18 Sentencing Act 2000, s86(1)
19 Sentencing Act 2000, s 86(4)
fraudulent documents and their presentation to the Bank in order to deceive the Bank into believing that the invoices and trade loan documents contained genuine information. When the ANZ Bank asked you for information at the first 12 month review, you concocted another series of false information in an attempt to perpetuate your deception and to avoid detection. This was in my view serious and sustained fraudulent offending, and I do not consider that a non-parole period of one-third of the sentence I shall shortly impose, would be sufficient to meet the sentencing objectives I have just mentioned.

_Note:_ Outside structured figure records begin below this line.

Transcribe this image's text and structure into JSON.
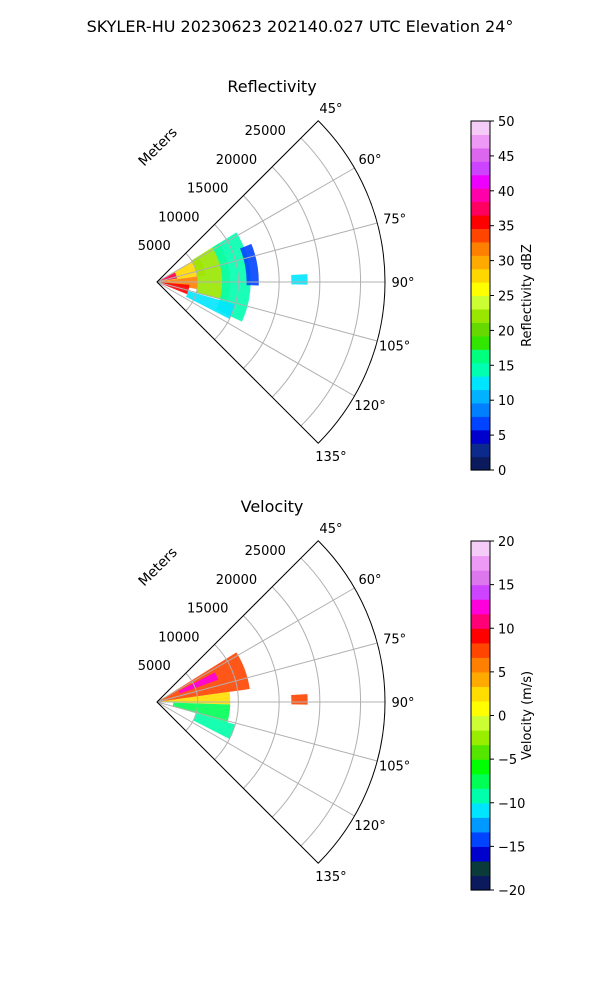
{
  "figure": {
    "title": "SKYLER-HU  20230623  202140.027 UTC Elevation 24°"
  },
  "chart_data": [
    {
      "type": "heatmap",
      "projection": "polar-sector",
      "title": "Reflectivity",
      "range_label": "Meters",
      "range_ticks": [
        5000,
        10000,
        15000,
        20000,
        25000
      ],
      "range_tick_labels": [
        "5000",
        "10000",
        "15000",
        "20000",
        "25000"
      ],
      "range_max": 28000,
      "azimuth_range_deg": [
        45,
        135
      ],
      "azimuth_ticks": [
        45,
        60,
        75,
        90,
        105,
        120,
        135
      ],
      "azimuth_tick_labels": [
        "45°",
        "60°",
        "75°",
        "90°",
        "105°",
        "120°",
        "135°"
      ],
      "grid": true,
      "colorbar": {
        "label": "Reflectivity dBZ",
        "min": 0,
        "max": 50,
        "ticks": [
          0,
          5,
          10,
          15,
          20,
          25,
          30,
          35,
          40,
          45,
          50
        ],
        "tick_labels": [
          "0",
          "5",
          "10",
          "15",
          "20",
          "25",
          "30",
          "35",
          "40",
          "45",
          "50"
        ],
        "colors": [
          "#0a1a5c",
          "#0b2a8c",
          "#0000cc",
          "#0044ff",
          "#007fff",
          "#00b2ff",
          "#00e5ff",
          "#00ffb0",
          "#00ff7f",
          "#33e600",
          "#66d900",
          "#99e600",
          "#ccff33",
          "#ffff00",
          "#ffd700",
          "#ffaa00",
          "#ff7f00",
          "#ff4500",
          "#ff0000",
          "#ff0060",
          "#ff00aa",
          "#ee00ff",
          "#cc44ff",
          "#dd66ee",
          "#ee99f5",
          "#f5ccf8"
        ]
      },
      "echo_regions": [
        {
          "az": [
            60,
            82
          ],
          "range": [
            0,
            6000
          ],
          "value": 28
        },
        {
          "az": [
            62,
            80
          ],
          "range": [
            500,
            2500
          ],
          "value": 38
        },
        {
          "az": [
            82,
            100
          ],
          "range": [
            0,
            5000
          ],
          "value": 32
        },
        {
          "az": [
            95,
            112
          ],
          "range": [
            500,
            4000
          ],
          "value": 36
        },
        {
          "az": [
            58,
            105
          ],
          "range": [
            5000,
            9000
          ],
          "value": 22
        },
        {
          "az": [
            58,
            115
          ],
          "range": [
            8000,
            11500
          ],
          "value": 15
        },
        {
          "az": [
            106,
            117
          ],
          "range": [
            4000,
            10000
          ],
          "value": 12
        },
        {
          "az": [
            68,
            92
          ],
          "range": [
            11000,
            12500
          ],
          "value": 6
        },
        {
          "az": [
            87,
            91
          ],
          "range": [
            16500,
            18500
          ],
          "value": 12
        }
      ]
    },
    {
      "type": "heatmap",
      "projection": "polar-sector",
      "title": "Velocity",
      "range_label": "Meters",
      "range_ticks": [
        5000,
        10000,
        15000,
        20000,
        25000
      ],
      "range_tick_labels": [
        "5000",
        "10000",
        "15000",
        "20000",
        "25000"
      ],
      "range_max": 28000,
      "azimuth_range_deg": [
        45,
        135
      ],
      "azimuth_ticks": [
        45,
        60,
        75,
        90,
        105,
        120,
        135
      ],
      "azimuth_tick_labels": [
        "45°",
        "60°",
        "75°",
        "90°",
        "105°",
        "120°",
        "135°"
      ],
      "grid": true,
      "colorbar": {
        "label": "Velocity (m/s)",
        "min": -20,
        "max": 20,
        "ticks": [
          -20,
          -15,
          -10,
          -5,
          0,
          5,
          10,
          15,
          20
        ],
        "tick_labels": [
          "−20",
          "−15",
          "−10",
          "−5",
          "0",
          "5",
          "10",
          "15",
          "20"
        ],
        "colors": [
          "#0a1a5c",
          "#0b3a3a",
          "#0000cc",
          "#0044ff",
          "#0099ff",
          "#00e5ff",
          "#00ffaa",
          "#00ff55",
          "#00ff00",
          "#55e600",
          "#99ee00",
          "#ccff33",
          "#ffff00",
          "#ffdd00",
          "#ffaa00",
          "#ff7f00",
          "#ff4500",
          "#ff0000",
          "#ff0077",
          "#ff00dd",
          "#cc44ff",
          "#dd77ee",
          "#ee99f5",
          "#f5ccf8"
        ]
      },
      "echo_regions": [
        {
          "az": [
            58,
            82
          ],
          "range": [
            0,
            11500
          ],
          "value": 7
        },
        {
          "az": [
            63,
            70
          ],
          "range": [
            3000,
            8000
          ],
          "value": 12
        },
        {
          "az": [
            82,
            92
          ],
          "range": [
            0,
            9000
          ],
          "value": 2
        },
        {
          "az": [
            92,
            106
          ],
          "range": [
            2000,
            9000
          ],
          "value": -8
        },
        {
          "az": [
            106,
            117
          ],
          "range": [
            5000,
            10000
          ],
          "value": -10
        },
        {
          "az": [
            87,
            91
          ],
          "range": [
            16500,
            18500
          ],
          "value": 7
        }
      ]
    }
  ]
}
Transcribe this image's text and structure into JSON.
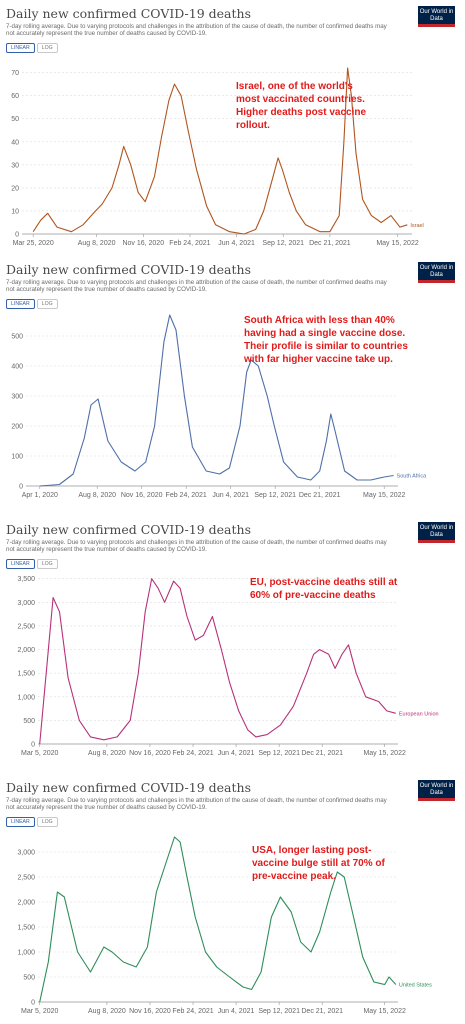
{
  "toggles": [
    "LINEAR",
    "LOG"
  ],
  "logo_text": "Our World in Data",
  "chart_data": [
    {
      "type": "line",
      "title": "Daily new confirmed COVID-19 deaths",
      "subtitle": "7-day rolling average. Due to varying protocols and challenges in the attribution of the cause of death, the number of confirmed deaths may not accurately represent the true number of deaths caused by COVID-19.",
      "color": "#b0551f",
      "series": [
        {
          "name": "Israel",
          "x": [
            "2020-03-25",
            "2020-04-10",
            "2020-04-25",
            "2020-05-15",
            "2020-06-15",
            "2020-07-10",
            "2020-08-01",
            "2020-08-20",
            "2020-09-10",
            "2020-09-25",
            "2020-10-05",
            "2020-10-20",
            "2020-11-05",
            "2020-11-20",
            "2020-12-10",
            "2020-12-25",
            "2021-01-10",
            "2021-01-22",
            "2021-02-05",
            "2021-02-20",
            "2021-03-10",
            "2021-04-01",
            "2021-04-20",
            "2021-05-20",
            "2021-06-20",
            "2021-07-15",
            "2021-08-01",
            "2021-08-20",
            "2021-09-01",
            "2021-09-10",
            "2021-09-25",
            "2021-10-10",
            "2021-10-30",
            "2021-11-30",
            "2021-12-21",
            "2022-01-10",
            "2022-01-20",
            "2022-01-28",
            "2022-02-05",
            "2022-02-15",
            "2022-03-01",
            "2022-03-20",
            "2022-04-10",
            "2022-05-01",
            "2022-05-20",
            "2022-06-05"
          ],
          "y": [
            1,
            6,
            9,
            3,
            1,
            4,
            9,
            13,
            20,
            30,
            38,
            30,
            18,
            14,
            25,
            42,
            58,
            65,
            60,
            45,
            28,
            12,
            4,
            1,
            0,
            2,
            10,
            24,
            33,
            28,
            18,
            10,
            4,
            1,
            1,
            8,
            40,
            72,
            60,
            35,
            15,
            8,
            5,
            8,
            3,
            4
          ]
        }
      ],
      "x_ticks": [
        "Mar 25, 2020",
        "Aug 8, 2020",
        "Nov 16, 2020",
        "Feb 24, 2021",
        "Jun 4, 2021",
        "Sep 12, 2021",
        "Dec 21, 2021",
        "May 15, 2022"
      ],
      "y_ticks": [
        "0",
        "10",
        "20",
        "30",
        "40",
        "50",
        "60",
        "70"
      ],
      "ylim": [
        0,
        72
      ],
      "grid": true,
      "annotation": "Israel, one of the world's most vaccinated countries.  Higher deaths post vaccine rollout."
    },
    {
      "type": "line",
      "title": "Daily new confirmed COVID-19 deaths",
      "subtitle": "7-day rolling average. Due to varying protocols and challenges in the attribution of the cause of death, the number of confirmed deaths may not accurately represent the true number of deaths caused by COVID-19.",
      "color": "#4f6fa8",
      "series": [
        {
          "name": "South Africa",
          "x": [
            "2020-04-01",
            "2020-05-15",
            "2020-06-15",
            "2020-07-10",
            "2020-07-25",
            "2020-08-10",
            "2020-09-01",
            "2020-10-01",
            "2020-11-01",
            "2020-11-25",
            "2020-12-15",
            "2021-01-05",
            "2021-01-18",
            "2021-02-01",
            "2021-02-20",
            "2021-03-10",
            "2021-04-10",
            "2021-05-10",
            "2021-06-01",
            "2021-06-25",
            "2021-07-10",
            "2021-07-20",
            "2021-08-05",
            "2021-08-25",
            "2021-09-10",
            "2021-10-01",
            "2021-11-01",
            "2021-12-01",
            "2021-12-21",
            "2022-01-05",
            "2022-01-15",
            "2022-01-25",
            "2022-02-15",
            "2022-03-15",
            "2022-04-15",
            "2022-05-15",
            "2022-06-05"
          ],
          "y": [
            0,
            5,
            40,
            160,
            270,
            290,
            150,
            80,
            50,
            80,
            200,
            480,
            570,
            520,
            300,
            130,
            50,
            40,
            60,
            200,
            380,
            420,
            400,
            300,
            200,
            80,
            30,
            20,
            50,
            150,
            240,
            180,
            50,
            20,
            20,
            30,
            35
          ]
        }
      ],
      "x_ticks": [
        "Apr 1, 2020",
        "Aug 8, 2020",
        "Nov 16, 2020",
        "Feb 24, 2021",
        "Jun 4, 2021",
        "Sep 12, 2021",
        "Dec 21, 2021",
        "May 15, 2022"
      ],
      "y_ticks": [
        "0",
        "100",
        "200",
        "300",
        "400",
        "500"
      ],
      "ylim": [
        0,
        580
      ],
      "grid": true,
      "annotation": "South Africa with less than 40% having had a single vaccine dose.  Their profile is similar to countries with far higher vaccine take up."
    },
    {
      "type": "line",
      "title": "Daily new confirmed COVID-19 deaths",
      "subtitle": "7-day rolling average. Due to varying protocols and challenges in the attribution of the cause of death, the number of confirmed deaths may not accurately represent the true number of deaths caused by COVID-19.",
      "color": "#b7317a",
      "series": [
        {
          "name": "European Union",
          "x": [
            "2020-03-05",
            "2020-03-20",
            "2020-04-05",
            "2020-04-20",
            "2020-05-10",
            "2020-06-05",
            "2020-07-01",
            "2020-08-01",
            "2020-09-01",
            "2020-10-01",
            "2020-10-20",
            "2020-11-05",
            "2020-11-20",
            "2020-12-05",
            "2020-12-20",
            "2021-01-10",
            "2021-01-25",
            "2021-02-10",
            "2021-03-01",
            "2021-03-20",
            "2021-04-10",
            "2021-05-01",
            "2021-05-20",
            "2021-06-10",
            "2021-07-01",
            "2021-07-20",
            "2021-08-15",
            "2021-09-15",
            "2021-10-15",
            "2021-11-15",
            "2021-12-01",
            "2021-12-15",
            "2022-01-05",
            "2022-01-20",
            "2022-02-05",
            "2022-02-20",
            "2022-03-10",
            "2022-04-01",
            "2022-05-01",
            "2022-05-20",
            "2022-06-10"
          ],
          "y": [
            0,
            1500,
            3100,
            2800,
            1400,
            500,
            150,
            90,
            150,
            500,
            1500,
            2800,
            3500,
            3300,
            3000,
            3450,
            3300,
            2700,
            2200,
            2300,
            2700,
            2000,
            1300,
            700,
            300,
            150,
            200,
            400,
            800,
            1500,
            1900,
            2000,
            1900,
            1600,
            1900,
            2100,
            1500,
            1000,
            900,
            700,
            650
          ]
        }
      ],
      "x_ticks": [
        "Mar 5, 2020",
        "Aug 8, 2020",
        "Nov 16, 2020",
        "Feb 24, 2021",
        "Jun 4, 2021",
        "Sep 12, 2021",
        "Dec 21, 2021",
        "May 15, 2022"
      ],
      "y_ticks": [
        "0",
        "500",
        "1,000",
        "1,500",
        "2,000",
        "2,500",
        "3,000",
        "3,500"
      ],
      "ylim": [
        0,
        3600
      ],
      "grid": true,
      "annotation": "EU, post-vaccine deaths still at 60% of pre-vaccine deaths"
    },
    {
      "type": "line",
      "title": "Daily new confirmed COVID-19 deaths",
      "subtitle": "7-day rolling average. Due to varying protocols and challenges in the attribution of the cause of death, the number of confirmed deaths may not accurately represent the true number of deaths caused by COVID-19.",
      "color": "#2e8e59",
      "series": [
        {
          "name": "United States",
          "x": [
            "2020-03-05",
            "2020-03-25",
            "2020-04-15",
            "2020-05-01",
            "2020-06-01",
            "2020-07-01",
            "2020-08-01",
            "2020-08-20",
            "2020-09-15",
            "2020-10-15",
            "2020-11-10",
            "2020-12-01",
            "2020-12-20",
            "2021-01-12",
            "2021-01-25",
            "2021-02-10",
            "2021-03-01",
            "2021-03-25",
            "2021-04-20",
            "2021-05-20",
            "2021-06-20",
            "2021-07-10",
            "2021-08-01",
            "2021-08-25",
            "2021-09-15",
            "2021-10-10",
            "2021-11-01",
            "2021-11-25",
            "2021-12-15",
            "2022-01-10",
            "2022-01-25",
            "2022-02-10",
            "2022-03-01",
            "2022-03-25",
            "2022-04-20",
            "2022-05-15",
            "2022-05-25",
            "2022-06-10"
          ],
          "y": [
            0,
            800,
            2200,
            2100,
            1000,
            600,
            1100,
            1000,
            800,
            700,
            1100,
            2200,
            2700,
            3300,
            3200,
            2500,
            1700,
            1000,
            700,
            500,
            300,
            250,
            600,
            1700,
            2100,
            1800,
            1200,
            1000,
            1400,
            2200,
            2600,
            2500,
            1800,
            900,
            400,
            350,
            500,
            350
          ]
        }
      ],
      "x_ticks": [
        "Mar 5, 2020",
        "Aug 8, 2020",
        "Nov 16, 2020",
        "Feb 24, 2021",
        "Jun 4, 2021",
        "Sep 12, 2021",
        "Dec 21, 2021",
        "May 15, 2022"
      ],
      "y_ticks": [
        "0",
        "500",
        "1,000",
        "1,500",
        "2,000",
        "2,500",
        "3,000"
      ],
      "ylim": [
        0,
        3400
      ],
      "grid": true,
      "annotation": "USA, longer lasting post-vaccine bulge still at 70% of pre-vaccine peak."
    }
  ]
}
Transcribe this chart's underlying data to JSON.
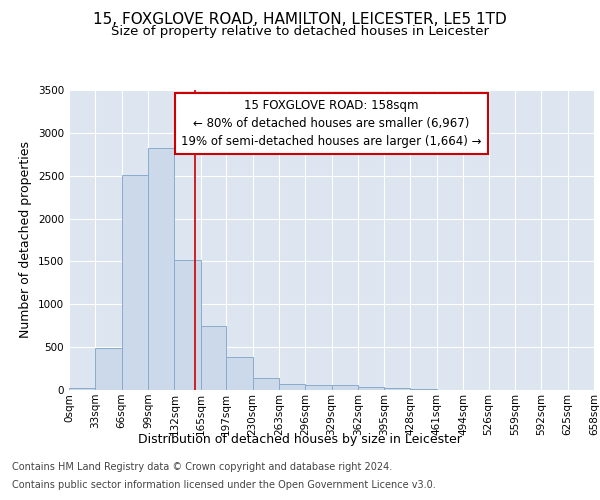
{
  "title_line1": "15, FOXGLOVE ROAD, HAMILTON, LEICESTER, LE5 1TD",
  "title_line2": "Size of property relative to detached houses in Leicester",
  "xlabel": "Distribution of detached houses by size in Leicester",
  "ylabel": "Number of detached properties",
  "bin_edges": [
    0,
    33,
    66,
    99,
    132,
    165,
    197,
    230,
    263,
    296,
    329,
    362,
    395,
    428,
    461,
    494,
    526,
    559,
    592,
    625,
    658
  ],
  "bar_heights": [
    25,
    490,
    2510,
    2820,
    1520,
    750,
    380,
    140,
    75,
    55,
    55,
    30,
    20,
    10,
    5,
    2,
    1,
    1,
    0,
    0
  ],
  "bar_color": "#ccd9ea",
  "bar_edgecolor": "#8aabcc",
  "vline_x": 158,
  "vline_color": "#cc0000",
  "annotation_text": "15 FOXGLOVE ROAD: 158sqm\n← 80% of detached houses are smaller (6,967)\n19% of semi-detached houses are larger (1,664) →",
  "annotation_box_color": "#ffffff",
  "annotation_border_color": "#cc0000",
  "ylim": [
    0,
    3500
  ],
  "yticks": [
    0,
    500,
    1000,
    1500,
    2000,
    2500,
    3000,
    3500
  ],
  "tick_labels": [
    "0sqm",
    "33sqm",
    "66sqm",
    "99sqm",
    "132sqm",
    "165sqm",
    "197sqm",
    "230sqm",
    "263sqm",
    "296sqm",
    "329sqm",
    "362sqm",
    "395sqm",
    "428sqm",
    "461sqm",
    "494sqm",
    "526sqm",
    "559sqm",
    "592sqm",
    "625sqm",
    "658sqm"
  ],
  "footer_line1": "Contains HM Land Registry data © Crown copyright and database right 2024.",
  "footer_line2": "Contains public sector information licensed under the Open Government Licence v3.0.",
  "fig_bg_color": "#ffffff",
  "plot_bg_color": "#dde6f0",
  "grid_color": "#ffffff",
  "title_fontsize": 11,
  "subtitle_fontsize": 9.5,
  "axis_label_fontsize": 9,
  "tick_fontsize": 7.5,
  "footer_fontsize": 7,
  "annot_fontsize": 8.5
}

[90] I consider that a minimum period of imprisonment is required in both of your cases, and I shall impose a minimum period of imprisonment of half or 50 per cent of the sentences I impose on you in each case.
Sentence
Mr Ho
[91] I sentence you to imprisonment to a term of two years and 10 months on both charges.20
[92] Pursuant to s 86(1) of the Sentencing Act I impose a minimum period of imprisonment of half of that sentence.
Mr Christie.
[93] I also sentence you to a term of imprisonment of two years and 10 months on both charges.21
[94] Pursuant to s 86(1) of the Sentencing Act I impose a minimum period of imprisonment of half of that sentence.
[95]You may both now stand down.
Paul Davison J
20 Sentences to be served concurrently.
21 Sentences to be served concurrently.